Waarom niet naar die bruid, naar die Vrede te gaan, als naar de toekomst, waarom er niet heen te gaan langs nieuwe paden, langs een moderne weg; waarom zo weer terug te willen dwingen, zo plotseling, in een plotseling onmogelijk dwaalbegrip, dat als een domme, zichzelve niet begrijpende kracht, plotseling oprameide tegen het kristallen paleis van rechtvaardigheid der eerste gedachte! Het paleis viel in scherven neer. Die zacht-stille wanhoop, die hij zo goed kende, verdronk zijn ziel in een nacht van duisternis, en zo had hij zijn hand opgeheven en gezegd, mat, met een plotseling dode stem:
'Nu weet u, dat u dwaalt: wat Zijne Heiligheid betreft, hebben wij reeds meer met u van gedachte gewisseld. Het Vaticaan kan niet zijn de gerechthal der rijken...'
Ja, Wlenzci wist het, hij boog. Zijne Majesteit deelde niet zijn gevoelen. Maar toch voor de hoge idee zelve was Zijne Majesteit altijd bezield, bezield in haar edele jeugdige souvereine Hoogheid! De idee, het was de idee... En alle kinderen moesten de idee, de hooge idee van de Vrede inademen, inzuigen met de eerste melk. Daarom, Saint-Simon had het gewild in zijn 'Réorganisation de la Société Européenne': onder één constitutioneel vorst, één gemeenschappelijk Europees parlement, dat de leiding der opvoeding overnam: de kinderen opgevoed in een Europees patriotisme, in één cosmopolitische gedachte: het egoïsme der naties wegsmeltende in de nieuwe verbroedering aller volkeren, die één zouden worden, één nationaliteit...

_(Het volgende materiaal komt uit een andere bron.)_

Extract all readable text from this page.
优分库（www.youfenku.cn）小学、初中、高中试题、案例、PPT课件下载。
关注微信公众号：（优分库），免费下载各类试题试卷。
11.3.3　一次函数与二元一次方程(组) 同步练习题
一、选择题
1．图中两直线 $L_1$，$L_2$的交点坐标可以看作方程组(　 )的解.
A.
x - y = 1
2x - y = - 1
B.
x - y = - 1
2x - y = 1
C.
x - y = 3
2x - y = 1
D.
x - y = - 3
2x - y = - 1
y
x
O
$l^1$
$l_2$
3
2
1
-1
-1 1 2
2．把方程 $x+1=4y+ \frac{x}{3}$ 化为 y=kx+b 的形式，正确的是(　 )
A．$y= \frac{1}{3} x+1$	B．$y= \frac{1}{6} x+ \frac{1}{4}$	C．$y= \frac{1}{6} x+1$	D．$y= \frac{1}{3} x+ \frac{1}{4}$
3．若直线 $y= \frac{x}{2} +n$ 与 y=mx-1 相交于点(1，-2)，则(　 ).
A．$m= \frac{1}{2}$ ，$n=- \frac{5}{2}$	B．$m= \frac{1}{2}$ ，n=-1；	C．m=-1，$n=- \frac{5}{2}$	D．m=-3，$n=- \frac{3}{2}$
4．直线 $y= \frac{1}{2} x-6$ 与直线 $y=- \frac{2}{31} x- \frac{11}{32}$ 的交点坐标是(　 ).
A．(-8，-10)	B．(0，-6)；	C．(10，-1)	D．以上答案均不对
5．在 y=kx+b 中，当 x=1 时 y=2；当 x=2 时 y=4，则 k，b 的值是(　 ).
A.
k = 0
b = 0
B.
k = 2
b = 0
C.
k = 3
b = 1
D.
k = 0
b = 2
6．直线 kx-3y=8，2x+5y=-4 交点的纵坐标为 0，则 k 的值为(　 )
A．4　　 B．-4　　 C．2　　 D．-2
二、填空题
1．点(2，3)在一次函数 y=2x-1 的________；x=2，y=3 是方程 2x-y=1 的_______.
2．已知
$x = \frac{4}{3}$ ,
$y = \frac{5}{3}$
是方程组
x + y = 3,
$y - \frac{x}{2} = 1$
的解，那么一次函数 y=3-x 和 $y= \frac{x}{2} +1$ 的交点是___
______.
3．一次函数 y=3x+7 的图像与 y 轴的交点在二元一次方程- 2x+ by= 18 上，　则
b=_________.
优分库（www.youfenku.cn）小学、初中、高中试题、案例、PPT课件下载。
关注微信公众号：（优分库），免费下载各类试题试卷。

Othomar was langzaam terug in zijn stoel gevallen. Hij herinnerde zich vaag de plaats, die Wlenzci aanhaalde... Haalde Wlenzci juist aan? Eén nationaliteit? Was het dat? Ging Wlenzci niet te ver? Forceerde hij niet Saint-Simon? Hoe het ware, Othomar voelde zich Lipariër. Hij was moe van de woordenvloed van Wlenzci, van zijn altijd en altijd betuigende en overtuigende stem.